The prince clambered through the rose vines, hacking away at the branches, bloodying his fingers as they scraped against the thorns.
After many trials and tribulations and other non-specific hardships that fairytales are made of, he arrived at the castle. Being a hero, he knew exactly how to get to the princess’ bedroom. As he lay his gaze upon her, his heart pounded furiously within his chest, as he basked in the beauty that was her form.
And so, he did what any handsome prince would do: he kissed her. Taking advantage of unconscious minors is what princes do best.
You have to wonder what the witch was thinking. Perhaps she was a voyeur who got off on watching innocent young girls be taken advantage of, and so went around bestowing sleep instead of death upon young virgin girls. Virgins were very popular back then. Every fairytale had at least one.
Anyways, he kissed her. She sprung awake. They had mad, passionate sex. Or maybe just lustful sex. Can passion exist after a two-minute speed date? Life isn’t all Harlequin. But maybe fairytales are.

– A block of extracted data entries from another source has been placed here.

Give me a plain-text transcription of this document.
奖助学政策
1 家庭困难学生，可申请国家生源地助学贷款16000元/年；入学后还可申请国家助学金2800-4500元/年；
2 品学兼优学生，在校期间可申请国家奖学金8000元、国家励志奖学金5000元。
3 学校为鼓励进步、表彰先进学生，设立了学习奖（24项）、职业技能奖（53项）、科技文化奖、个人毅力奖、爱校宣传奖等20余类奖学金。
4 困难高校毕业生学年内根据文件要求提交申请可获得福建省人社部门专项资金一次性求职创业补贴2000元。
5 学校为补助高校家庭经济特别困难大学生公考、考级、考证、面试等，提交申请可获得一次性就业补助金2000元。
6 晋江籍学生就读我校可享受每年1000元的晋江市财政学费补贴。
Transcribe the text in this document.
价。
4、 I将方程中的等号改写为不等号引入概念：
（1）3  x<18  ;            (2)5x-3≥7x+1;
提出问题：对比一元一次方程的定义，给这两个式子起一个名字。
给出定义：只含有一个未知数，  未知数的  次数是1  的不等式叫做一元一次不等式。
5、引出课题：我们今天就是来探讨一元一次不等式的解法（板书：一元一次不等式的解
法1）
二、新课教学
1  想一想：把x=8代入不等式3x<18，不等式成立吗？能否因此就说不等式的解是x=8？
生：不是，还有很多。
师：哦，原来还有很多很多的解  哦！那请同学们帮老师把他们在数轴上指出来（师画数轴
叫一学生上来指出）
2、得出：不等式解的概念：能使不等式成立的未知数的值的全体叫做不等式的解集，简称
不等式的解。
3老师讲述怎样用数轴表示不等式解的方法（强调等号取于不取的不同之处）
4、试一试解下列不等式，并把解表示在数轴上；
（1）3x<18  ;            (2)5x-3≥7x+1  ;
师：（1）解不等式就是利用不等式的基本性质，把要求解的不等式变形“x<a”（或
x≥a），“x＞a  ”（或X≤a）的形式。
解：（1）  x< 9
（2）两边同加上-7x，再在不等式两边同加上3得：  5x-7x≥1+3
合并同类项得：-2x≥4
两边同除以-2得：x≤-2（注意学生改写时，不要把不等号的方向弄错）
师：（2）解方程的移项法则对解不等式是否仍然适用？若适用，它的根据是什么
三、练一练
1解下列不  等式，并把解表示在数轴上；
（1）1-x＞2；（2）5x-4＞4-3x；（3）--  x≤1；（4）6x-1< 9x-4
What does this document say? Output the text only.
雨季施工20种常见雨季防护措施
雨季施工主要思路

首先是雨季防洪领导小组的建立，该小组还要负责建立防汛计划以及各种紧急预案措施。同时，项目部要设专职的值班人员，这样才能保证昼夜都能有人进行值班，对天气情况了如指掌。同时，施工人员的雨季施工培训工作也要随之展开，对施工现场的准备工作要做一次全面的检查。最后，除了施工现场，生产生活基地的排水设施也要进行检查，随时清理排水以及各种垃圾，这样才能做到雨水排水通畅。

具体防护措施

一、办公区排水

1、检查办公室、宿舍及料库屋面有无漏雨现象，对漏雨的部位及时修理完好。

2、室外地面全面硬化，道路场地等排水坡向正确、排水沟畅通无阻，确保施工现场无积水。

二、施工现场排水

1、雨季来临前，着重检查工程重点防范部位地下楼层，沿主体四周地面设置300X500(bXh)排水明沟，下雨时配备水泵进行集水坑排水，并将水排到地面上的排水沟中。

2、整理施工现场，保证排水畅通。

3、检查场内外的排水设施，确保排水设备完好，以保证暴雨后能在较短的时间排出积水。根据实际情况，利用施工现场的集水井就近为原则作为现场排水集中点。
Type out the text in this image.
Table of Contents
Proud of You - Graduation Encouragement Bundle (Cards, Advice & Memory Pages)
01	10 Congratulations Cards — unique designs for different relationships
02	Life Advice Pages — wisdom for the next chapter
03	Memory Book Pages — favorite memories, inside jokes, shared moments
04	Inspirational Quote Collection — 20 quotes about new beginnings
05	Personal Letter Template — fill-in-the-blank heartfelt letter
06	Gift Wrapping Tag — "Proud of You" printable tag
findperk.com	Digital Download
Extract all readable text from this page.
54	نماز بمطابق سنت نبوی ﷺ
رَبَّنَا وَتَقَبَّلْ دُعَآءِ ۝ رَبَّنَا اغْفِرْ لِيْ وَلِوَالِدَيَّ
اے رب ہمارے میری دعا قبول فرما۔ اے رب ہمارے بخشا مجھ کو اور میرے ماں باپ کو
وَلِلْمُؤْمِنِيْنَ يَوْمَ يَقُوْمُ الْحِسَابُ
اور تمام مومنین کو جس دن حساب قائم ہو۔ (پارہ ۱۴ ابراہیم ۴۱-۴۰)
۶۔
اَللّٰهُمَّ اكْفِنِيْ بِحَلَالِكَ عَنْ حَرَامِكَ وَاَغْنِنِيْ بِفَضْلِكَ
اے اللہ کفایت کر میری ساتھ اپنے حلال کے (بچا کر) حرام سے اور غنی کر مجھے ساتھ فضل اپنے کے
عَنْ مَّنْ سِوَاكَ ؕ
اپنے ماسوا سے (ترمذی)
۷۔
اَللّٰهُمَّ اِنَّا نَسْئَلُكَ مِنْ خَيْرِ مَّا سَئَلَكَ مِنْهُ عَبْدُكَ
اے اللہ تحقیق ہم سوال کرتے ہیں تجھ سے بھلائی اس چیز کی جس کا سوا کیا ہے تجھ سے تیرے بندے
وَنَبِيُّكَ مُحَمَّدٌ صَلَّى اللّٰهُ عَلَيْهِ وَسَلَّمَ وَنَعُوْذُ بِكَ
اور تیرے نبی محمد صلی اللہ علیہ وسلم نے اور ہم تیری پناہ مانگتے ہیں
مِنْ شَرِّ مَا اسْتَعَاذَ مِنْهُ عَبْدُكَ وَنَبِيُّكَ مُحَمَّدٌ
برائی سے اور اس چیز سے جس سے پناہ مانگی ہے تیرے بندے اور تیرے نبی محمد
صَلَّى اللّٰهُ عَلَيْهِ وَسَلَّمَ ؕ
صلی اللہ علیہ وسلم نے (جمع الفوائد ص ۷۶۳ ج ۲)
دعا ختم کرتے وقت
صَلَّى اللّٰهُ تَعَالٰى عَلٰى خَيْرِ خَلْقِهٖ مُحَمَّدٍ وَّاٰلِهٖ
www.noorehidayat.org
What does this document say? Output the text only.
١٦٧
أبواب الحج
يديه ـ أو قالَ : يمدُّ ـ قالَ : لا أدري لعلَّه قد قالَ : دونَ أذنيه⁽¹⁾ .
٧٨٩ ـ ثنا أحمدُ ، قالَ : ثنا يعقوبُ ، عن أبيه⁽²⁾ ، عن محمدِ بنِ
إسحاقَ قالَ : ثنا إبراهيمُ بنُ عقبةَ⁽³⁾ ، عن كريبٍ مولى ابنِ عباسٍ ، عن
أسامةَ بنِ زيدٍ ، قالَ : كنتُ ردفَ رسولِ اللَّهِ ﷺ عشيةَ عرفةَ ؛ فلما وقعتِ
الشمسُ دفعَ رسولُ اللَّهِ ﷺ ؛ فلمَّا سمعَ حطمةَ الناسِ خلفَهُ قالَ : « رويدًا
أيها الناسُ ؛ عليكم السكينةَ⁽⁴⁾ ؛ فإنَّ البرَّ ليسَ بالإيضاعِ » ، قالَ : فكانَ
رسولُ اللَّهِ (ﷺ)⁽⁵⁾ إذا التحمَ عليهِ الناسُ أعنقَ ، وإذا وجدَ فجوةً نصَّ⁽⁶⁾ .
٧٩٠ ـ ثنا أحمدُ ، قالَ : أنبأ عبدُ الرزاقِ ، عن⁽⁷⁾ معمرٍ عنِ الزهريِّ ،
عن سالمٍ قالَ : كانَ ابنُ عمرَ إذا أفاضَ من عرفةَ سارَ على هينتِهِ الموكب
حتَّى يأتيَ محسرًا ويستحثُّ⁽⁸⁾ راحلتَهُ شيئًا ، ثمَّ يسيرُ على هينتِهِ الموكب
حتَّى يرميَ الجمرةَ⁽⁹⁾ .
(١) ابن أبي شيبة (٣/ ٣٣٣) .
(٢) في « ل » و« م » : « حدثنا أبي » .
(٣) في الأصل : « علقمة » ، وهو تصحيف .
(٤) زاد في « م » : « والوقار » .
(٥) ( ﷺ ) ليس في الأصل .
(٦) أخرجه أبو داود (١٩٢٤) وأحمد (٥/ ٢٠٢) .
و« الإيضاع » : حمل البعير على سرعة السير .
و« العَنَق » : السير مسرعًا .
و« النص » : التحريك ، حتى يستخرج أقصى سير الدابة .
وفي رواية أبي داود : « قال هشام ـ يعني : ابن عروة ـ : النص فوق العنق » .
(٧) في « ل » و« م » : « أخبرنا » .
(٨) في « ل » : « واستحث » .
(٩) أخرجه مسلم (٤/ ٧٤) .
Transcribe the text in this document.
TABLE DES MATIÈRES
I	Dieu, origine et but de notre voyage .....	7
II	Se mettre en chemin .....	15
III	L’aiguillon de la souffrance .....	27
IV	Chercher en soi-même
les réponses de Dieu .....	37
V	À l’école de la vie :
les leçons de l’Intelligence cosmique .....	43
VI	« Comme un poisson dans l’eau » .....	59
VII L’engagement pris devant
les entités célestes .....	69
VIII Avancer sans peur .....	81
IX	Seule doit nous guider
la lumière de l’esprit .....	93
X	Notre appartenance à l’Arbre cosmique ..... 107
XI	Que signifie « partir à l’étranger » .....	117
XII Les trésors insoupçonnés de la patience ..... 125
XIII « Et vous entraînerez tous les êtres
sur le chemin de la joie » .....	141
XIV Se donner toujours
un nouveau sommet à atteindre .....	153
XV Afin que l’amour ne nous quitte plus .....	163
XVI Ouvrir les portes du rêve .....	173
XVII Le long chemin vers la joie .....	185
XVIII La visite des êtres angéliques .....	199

Lust or passion? Irrelevant.
The next obvious step was a wedding. Of course, he was going to marry her; this was a fairytale after all. He didn’t climb through the brambles just for sex, no matter how good it was. If it was just sex he was after, he could buy some at the local watering hole.
So, they got married. And lived happily ever after
Fairytales make the “ever after” sound so peaceful.
Whoever thought up this line was a fucking genius. “I’m done, reader. I don’t know where the story goes next. Go on. Take your biases and come to your own conclusions.”
The truth is never as pretty.
The Pea Princess. That idiot of a prince who stuck the pea under her mattress. She was stuck with back pains for the rest of her life. Spent a fortune on chiropractors. She ended up suing him for everything he had.
But I digress.
So, a pedophilic prince awakens our sleeping princess.
By the fourth year of their marriage, they have 6 kids. Being a prince, he refuses to help with diaper duty. Or night duty. Or taking the kids to the dentist.
By year five, she’s had enough.
She takes her children, moves to Far Enough Away, works two jobs to pay the bills, manages to get the kids through high-school.
I hear she doesn’t let her kids read fairytales.